Dr. KV Krishnamurthy, Dy. Director-General (Retd.), Geological Society of India, gave a detailed presentation of the impact of coal mining on water. He emphasized that every stage of the mining process right from exploration to transportation and burning of coal has a negative impact on the environment. He spoke of the extensive precautionary measures that are needed to minimize the damage to soil, water, air, humans and wildlife in mining areas and also about the neglect of best practices guidelines in the mining industry.
Subsequent talks focused on land rights issues related to mining areas. The participants were vocal in conveying their doubts and issues with intricacies of government processes. Ms Indu Netam, Ms. Bhagya and Ms. Sia Dulari spoke on the plight of women and children in the mining sector. Of particular concern was the exploitation that women, especially young girls, are subject to.
Vinod from Gravis, an organisation based in Rajasthan that works on occupational health issues within the mining community, spoke on the issues of silicosis and silicotuberculosis that were of common occurrence. He said that the mining corporations did not give any heed to health safety requirements or protective gear for the employees. Almost every person who had worked in the mines for more than 10 years was sure to contract silicosis and die a lingering painful death. Vinod said that there were a number of villages where almost all the women were widows having lost their husbands to silicosis or mining accidents.
Rajesh Tripathi of Jan Chetana pointed out that there was almost no doctor at the primary health care centres who had been trained to diagnose silicosis. Confronted with symptoms of weight loss, fatigue, respiratory distress, etc. the doctor would certainly diagnose tuberculosis and there have been cases where silicosis patients have received tuberculosis treatment for many years before finally succumbing to their illness. Suggestions from the participants included adding occupational health and safety into the Medical Council of India MBBS curriculum.
Lack of nutrition, unhealthy working and living conditions, and the constant danger of abuse, especially for women, creates an environment of despair and hopelessness. While a number of organisations have come forward to speak up against the atrocities being perpetrated and empower women to protect themselves, such pockets of light are still very few and far between given the overall darkness that they seek to dissipate.

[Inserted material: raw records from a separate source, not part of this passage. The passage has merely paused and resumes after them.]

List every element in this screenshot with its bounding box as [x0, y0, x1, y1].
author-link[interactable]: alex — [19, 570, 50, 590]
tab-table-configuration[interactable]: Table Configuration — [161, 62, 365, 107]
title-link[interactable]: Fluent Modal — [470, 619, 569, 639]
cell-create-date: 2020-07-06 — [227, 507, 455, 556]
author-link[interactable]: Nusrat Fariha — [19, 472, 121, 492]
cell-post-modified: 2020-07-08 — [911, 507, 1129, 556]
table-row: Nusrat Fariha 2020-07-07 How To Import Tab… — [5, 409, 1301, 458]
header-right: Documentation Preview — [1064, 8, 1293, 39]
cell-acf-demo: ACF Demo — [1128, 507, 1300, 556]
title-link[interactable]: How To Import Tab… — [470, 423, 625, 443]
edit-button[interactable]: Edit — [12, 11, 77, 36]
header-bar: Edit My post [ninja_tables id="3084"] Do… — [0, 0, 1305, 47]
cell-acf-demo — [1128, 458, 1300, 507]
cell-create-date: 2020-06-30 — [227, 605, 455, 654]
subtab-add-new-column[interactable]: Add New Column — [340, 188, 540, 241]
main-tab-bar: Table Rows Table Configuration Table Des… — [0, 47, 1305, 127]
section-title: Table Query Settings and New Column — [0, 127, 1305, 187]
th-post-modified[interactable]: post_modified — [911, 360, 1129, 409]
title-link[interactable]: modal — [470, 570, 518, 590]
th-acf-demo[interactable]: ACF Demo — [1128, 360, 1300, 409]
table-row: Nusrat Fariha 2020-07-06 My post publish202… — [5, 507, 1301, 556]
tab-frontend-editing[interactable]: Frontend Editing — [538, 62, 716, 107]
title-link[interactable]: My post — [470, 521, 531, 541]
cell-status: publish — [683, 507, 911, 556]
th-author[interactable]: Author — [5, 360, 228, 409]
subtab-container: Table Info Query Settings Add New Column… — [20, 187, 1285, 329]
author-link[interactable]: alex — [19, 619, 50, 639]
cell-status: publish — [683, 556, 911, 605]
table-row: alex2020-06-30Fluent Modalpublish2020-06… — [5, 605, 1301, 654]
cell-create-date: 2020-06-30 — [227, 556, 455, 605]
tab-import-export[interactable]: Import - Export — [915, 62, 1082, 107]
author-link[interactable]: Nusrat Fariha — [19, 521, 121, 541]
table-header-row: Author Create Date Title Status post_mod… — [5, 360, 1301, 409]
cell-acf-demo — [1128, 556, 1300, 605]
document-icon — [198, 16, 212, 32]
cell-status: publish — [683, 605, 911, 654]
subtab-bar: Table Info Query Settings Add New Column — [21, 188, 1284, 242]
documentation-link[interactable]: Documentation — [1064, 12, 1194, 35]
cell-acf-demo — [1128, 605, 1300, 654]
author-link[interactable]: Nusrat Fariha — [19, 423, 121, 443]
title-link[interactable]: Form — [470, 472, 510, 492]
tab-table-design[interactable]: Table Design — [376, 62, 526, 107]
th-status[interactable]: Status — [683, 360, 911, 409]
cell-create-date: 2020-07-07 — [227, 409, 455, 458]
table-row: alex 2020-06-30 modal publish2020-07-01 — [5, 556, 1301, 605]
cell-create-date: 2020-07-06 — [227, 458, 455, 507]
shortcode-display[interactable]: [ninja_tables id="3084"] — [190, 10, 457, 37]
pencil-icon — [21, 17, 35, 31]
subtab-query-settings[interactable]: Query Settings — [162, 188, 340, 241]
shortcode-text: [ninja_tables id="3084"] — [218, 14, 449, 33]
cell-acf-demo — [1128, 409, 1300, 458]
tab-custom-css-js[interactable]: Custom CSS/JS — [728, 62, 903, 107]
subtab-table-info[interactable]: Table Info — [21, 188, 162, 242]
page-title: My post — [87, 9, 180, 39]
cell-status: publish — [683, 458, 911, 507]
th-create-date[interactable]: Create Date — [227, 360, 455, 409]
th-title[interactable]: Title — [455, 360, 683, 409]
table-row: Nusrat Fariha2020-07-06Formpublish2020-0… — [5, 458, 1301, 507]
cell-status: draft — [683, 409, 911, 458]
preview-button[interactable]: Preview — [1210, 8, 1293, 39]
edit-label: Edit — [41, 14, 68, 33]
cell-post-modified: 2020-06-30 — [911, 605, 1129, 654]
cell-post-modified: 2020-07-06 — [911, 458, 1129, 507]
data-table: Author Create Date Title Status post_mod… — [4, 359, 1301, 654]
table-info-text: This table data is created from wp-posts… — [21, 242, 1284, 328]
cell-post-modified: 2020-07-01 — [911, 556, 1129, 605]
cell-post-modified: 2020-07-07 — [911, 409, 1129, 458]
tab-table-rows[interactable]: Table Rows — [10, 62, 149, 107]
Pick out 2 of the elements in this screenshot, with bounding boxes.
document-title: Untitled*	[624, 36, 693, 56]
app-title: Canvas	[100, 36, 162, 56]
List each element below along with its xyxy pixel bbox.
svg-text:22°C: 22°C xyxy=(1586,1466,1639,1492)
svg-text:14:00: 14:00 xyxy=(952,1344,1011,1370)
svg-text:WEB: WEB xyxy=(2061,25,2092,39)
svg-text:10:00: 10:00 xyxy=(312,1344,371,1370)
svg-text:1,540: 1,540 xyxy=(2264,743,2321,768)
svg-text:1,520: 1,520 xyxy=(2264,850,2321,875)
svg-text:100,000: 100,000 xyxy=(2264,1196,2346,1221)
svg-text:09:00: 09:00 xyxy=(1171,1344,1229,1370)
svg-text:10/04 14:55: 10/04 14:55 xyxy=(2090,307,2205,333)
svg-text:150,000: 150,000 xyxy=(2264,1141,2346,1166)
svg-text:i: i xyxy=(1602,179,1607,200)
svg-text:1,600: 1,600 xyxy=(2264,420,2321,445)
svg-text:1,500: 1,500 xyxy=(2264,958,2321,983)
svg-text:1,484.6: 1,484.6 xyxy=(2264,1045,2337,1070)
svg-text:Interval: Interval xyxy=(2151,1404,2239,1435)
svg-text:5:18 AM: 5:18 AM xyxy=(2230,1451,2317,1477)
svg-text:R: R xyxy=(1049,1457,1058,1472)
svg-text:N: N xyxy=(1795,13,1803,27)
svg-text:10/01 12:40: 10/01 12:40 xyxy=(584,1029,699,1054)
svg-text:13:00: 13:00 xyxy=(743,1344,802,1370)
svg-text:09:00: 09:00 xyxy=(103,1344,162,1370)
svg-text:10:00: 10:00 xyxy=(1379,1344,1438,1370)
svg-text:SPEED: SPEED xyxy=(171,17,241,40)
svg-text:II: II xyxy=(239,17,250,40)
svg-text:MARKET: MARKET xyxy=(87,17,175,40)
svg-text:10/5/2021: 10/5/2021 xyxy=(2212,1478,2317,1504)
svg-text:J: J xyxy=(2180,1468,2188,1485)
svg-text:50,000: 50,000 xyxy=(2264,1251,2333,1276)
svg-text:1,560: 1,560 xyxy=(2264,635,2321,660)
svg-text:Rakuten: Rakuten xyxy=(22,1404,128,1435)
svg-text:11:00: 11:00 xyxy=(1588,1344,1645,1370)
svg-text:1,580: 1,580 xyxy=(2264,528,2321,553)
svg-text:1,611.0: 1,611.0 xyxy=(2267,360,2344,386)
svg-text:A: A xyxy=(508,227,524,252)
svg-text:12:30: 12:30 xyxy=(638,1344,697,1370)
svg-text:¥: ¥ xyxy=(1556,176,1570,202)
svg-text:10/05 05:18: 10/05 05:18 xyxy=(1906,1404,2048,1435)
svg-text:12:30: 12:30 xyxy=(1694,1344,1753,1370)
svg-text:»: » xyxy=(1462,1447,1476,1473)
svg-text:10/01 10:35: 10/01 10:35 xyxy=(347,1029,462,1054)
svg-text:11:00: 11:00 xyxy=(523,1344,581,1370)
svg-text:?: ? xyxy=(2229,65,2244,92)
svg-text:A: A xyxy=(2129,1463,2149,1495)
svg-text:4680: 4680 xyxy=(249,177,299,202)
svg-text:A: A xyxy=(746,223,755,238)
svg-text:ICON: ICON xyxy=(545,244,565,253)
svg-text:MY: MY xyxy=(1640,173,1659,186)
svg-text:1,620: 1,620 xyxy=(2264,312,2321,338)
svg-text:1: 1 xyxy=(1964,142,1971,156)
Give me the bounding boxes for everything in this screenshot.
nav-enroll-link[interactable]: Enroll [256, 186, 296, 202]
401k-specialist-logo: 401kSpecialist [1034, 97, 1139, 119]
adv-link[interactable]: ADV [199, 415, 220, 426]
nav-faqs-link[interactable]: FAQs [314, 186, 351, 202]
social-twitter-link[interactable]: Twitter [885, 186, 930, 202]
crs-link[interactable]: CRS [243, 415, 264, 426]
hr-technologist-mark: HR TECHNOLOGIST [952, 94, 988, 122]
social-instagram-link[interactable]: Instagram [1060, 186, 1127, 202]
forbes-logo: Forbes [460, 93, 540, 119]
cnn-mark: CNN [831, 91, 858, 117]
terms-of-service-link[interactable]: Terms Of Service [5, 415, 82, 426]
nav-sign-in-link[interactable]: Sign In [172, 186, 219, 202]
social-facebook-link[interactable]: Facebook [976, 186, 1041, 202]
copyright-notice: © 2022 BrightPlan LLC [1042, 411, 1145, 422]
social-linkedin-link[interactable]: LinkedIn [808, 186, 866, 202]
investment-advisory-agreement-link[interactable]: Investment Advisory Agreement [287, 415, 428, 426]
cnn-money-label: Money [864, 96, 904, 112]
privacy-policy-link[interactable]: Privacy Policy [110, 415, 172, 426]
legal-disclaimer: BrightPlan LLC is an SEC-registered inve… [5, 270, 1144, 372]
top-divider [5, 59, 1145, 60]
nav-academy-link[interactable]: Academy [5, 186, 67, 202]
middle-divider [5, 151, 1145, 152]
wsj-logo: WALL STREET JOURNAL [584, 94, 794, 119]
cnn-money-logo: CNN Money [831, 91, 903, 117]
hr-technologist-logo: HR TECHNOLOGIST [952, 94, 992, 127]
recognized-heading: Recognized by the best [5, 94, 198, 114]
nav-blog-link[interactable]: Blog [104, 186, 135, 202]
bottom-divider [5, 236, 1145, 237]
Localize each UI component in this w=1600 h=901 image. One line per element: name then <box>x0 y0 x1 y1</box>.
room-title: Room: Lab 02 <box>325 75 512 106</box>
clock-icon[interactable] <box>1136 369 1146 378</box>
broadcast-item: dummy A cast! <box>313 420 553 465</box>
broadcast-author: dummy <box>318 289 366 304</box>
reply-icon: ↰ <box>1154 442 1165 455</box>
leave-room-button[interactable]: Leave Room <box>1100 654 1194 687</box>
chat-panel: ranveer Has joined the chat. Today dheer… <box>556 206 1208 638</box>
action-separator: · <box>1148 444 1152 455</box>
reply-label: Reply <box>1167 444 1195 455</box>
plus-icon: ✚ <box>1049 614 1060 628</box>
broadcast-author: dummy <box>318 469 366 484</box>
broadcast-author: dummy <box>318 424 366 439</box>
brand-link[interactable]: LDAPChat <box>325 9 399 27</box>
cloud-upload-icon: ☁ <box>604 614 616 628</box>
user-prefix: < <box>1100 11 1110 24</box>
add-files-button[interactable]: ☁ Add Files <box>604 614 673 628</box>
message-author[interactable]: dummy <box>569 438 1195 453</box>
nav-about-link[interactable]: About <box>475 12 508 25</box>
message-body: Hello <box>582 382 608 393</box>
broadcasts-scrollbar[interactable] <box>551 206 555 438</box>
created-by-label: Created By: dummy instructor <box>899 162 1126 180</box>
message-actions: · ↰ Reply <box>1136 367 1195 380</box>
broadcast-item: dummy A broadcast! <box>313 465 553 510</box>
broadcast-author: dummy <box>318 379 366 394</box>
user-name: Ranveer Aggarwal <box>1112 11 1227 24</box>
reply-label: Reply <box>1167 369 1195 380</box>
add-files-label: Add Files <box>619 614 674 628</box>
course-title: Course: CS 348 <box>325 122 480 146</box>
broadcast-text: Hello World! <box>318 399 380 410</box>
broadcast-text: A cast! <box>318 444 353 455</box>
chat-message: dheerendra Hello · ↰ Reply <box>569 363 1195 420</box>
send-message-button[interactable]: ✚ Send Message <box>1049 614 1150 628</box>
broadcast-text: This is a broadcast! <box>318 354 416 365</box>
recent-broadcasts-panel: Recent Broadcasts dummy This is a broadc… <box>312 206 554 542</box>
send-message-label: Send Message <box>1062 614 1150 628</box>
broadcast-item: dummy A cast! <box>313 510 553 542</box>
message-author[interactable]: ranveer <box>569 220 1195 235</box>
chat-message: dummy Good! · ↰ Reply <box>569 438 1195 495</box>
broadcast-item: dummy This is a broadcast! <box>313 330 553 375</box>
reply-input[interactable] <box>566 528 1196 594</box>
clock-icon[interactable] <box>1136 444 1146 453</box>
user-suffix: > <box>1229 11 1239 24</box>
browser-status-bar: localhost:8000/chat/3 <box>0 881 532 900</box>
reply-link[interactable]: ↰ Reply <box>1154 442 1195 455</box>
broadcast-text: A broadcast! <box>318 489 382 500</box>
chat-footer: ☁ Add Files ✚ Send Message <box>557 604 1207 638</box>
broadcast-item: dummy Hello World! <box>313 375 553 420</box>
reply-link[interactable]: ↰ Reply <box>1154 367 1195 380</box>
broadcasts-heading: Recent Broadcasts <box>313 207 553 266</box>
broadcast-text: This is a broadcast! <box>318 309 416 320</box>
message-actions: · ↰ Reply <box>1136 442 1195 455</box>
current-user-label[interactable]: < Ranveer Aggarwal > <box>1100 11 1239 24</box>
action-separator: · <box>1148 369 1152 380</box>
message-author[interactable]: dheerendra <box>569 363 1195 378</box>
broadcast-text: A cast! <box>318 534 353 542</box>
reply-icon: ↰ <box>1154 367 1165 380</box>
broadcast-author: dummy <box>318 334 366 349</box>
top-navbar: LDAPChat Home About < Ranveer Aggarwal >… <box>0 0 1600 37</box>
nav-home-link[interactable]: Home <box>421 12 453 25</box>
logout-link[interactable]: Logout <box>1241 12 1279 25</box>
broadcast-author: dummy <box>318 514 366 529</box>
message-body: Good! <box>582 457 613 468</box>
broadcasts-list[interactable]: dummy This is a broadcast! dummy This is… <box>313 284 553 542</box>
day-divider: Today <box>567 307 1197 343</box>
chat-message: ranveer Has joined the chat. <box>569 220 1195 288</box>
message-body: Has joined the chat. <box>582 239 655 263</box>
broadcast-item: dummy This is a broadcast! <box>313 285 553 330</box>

CR Bijoy spoke on the issues and challenges of laws protecting schedule areas while acknowledging the local indigenous communities’ rights to natural resources in those very areas. Rahul Basu from Goa Foundation spoke on the Future Generation Fund or Intergenerational Equity that aims to ensure that economic benefits of mineral resources are passed down to the future generations in the form of citizen’s dividends.
After three days of presentations and discussions on the multitude of issues that the mining community faces, it seems incredible that this band of men and women, spirited though they are, can take on the juggernaut of corporate might and labyrinthine government systems. But the energy and passion that came through at the meeting combined with all that they have already achieved does give some degree of hope that injustices and inequalities might finally be on their way out.